Dell PowerFlex v3.6.x Security Configuration Guide

Enable OpenSSL FIPS compliance

Enable the implementation of OpenSSL Federal Information Processing Standards (FIPS) compliance in the MDM for communication between the external components, including the PowerFlex GUI, PowerFlex Gateway, and CLI, to the MDM. It is also enabled for any other usage of the OpenSSL library.
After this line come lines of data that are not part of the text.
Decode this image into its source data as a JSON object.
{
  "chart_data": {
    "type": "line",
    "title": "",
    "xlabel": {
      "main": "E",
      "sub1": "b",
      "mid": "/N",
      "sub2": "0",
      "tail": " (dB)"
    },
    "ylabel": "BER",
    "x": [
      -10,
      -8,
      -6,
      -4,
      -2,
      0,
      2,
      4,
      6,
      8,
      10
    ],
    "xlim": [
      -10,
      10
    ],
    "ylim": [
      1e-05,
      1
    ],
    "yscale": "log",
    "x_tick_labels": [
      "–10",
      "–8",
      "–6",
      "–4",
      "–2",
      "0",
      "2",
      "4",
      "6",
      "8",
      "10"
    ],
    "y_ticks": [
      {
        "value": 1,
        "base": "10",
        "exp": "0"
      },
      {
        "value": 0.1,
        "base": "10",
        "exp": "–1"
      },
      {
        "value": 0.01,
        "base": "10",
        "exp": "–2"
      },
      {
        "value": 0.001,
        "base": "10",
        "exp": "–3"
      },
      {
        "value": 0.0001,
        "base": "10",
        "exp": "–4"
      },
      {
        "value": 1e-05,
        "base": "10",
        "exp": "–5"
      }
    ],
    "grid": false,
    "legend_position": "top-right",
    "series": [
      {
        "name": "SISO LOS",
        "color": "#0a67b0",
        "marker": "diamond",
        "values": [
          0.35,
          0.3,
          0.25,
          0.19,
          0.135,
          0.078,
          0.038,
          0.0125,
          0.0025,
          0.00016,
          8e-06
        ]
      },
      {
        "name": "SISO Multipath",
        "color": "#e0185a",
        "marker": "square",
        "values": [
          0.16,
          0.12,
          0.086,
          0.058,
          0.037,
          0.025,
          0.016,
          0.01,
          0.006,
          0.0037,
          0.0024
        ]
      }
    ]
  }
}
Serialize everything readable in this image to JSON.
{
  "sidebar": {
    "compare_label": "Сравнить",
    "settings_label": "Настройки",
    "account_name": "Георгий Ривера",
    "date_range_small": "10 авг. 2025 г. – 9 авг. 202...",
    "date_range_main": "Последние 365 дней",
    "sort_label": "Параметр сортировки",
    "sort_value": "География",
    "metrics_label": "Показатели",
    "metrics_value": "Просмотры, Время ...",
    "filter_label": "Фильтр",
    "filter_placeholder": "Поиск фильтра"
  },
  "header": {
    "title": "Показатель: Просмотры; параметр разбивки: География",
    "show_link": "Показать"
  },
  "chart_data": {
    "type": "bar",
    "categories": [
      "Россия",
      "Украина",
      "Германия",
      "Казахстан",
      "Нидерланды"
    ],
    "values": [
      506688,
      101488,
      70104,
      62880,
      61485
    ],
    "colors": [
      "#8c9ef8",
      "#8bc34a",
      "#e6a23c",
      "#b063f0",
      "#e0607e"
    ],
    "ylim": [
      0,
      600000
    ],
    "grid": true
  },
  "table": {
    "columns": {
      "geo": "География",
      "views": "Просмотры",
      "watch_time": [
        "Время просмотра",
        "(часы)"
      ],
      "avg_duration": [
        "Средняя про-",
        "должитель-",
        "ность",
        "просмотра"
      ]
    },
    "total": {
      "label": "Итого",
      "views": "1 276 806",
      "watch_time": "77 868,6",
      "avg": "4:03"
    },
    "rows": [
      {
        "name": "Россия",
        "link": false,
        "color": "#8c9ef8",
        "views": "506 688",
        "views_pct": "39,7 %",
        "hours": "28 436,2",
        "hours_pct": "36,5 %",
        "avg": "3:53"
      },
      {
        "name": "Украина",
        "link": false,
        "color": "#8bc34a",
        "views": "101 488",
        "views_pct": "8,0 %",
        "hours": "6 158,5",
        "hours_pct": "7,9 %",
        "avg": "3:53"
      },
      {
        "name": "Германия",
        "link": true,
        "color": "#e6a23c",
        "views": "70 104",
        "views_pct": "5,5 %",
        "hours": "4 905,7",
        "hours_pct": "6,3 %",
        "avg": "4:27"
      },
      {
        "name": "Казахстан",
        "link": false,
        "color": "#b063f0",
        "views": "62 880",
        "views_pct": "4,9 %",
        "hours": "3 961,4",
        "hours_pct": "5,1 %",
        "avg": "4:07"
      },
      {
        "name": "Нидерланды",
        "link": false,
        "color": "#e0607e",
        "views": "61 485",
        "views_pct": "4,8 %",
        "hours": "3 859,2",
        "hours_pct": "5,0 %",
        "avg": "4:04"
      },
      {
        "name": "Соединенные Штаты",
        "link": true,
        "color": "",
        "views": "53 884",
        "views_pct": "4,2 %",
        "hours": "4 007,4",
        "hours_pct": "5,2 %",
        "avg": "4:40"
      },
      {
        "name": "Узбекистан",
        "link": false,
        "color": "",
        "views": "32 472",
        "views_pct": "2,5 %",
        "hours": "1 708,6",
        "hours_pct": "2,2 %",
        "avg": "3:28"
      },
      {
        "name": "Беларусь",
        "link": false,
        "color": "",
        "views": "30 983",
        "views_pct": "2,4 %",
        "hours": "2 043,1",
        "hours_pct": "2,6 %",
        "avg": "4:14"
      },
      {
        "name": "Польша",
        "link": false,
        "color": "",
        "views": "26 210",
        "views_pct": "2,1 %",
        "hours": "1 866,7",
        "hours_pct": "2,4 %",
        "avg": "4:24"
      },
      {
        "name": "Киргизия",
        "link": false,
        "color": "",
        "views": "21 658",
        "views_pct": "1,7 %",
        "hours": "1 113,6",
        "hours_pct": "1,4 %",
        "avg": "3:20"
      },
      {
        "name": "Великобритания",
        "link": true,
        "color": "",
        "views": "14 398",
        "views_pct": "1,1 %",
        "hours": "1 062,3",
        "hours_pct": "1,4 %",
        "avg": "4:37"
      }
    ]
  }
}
1. On each host running PowerFlex, open the configuration file of each component with a text editor.
   The configuration file is /opt/emc/scaleio/<COMPONENT>/cfg/conf.txt, where <COMPONENT> is the lowercase name of the component (e.g. "sds").
2. Add the parameter security_enable_fips=1 to the file.
3. Save and close the file
4. Open the SCLI configuration file with a text editor:
   The configuration file is located at: ~/.scli/conf.txt.
5. Add the parameter security_enable_fips=1 to the file.
6. Save and close the file.
7. On each host, restart each component's service:

   service scaleio-<COMPONENT> restart

8. Verify FIPS enablement
   1. Update the GRUB bootloader to include fips=1
      See the following example:

      cat /etc/default/grub | grep GRUB_CMDLINE_LINUX=
      GRUB_CMDLINE_LINUX="crashkernel=auto rd.lvm.lv=vg_os/root rd.lvm.lv=vg_os/swap rhgb quiet fips=1"

   2. Update GRUB config
      grub2-mkconfig -o /boot/grub2/grub.cfg
   3. Update Initrd
      dracut -f
   4. Reboot node, after entering IMM/PMM to go active
9. Verify that OpenSSL FIPS compliance has been enabled by running:

   cat  /proc/sys/crypto/fips_enabled

   If it has been enabled correctly, the output should be 1. If the output is not 1, enable OpenSSL FIPS at the operating system level.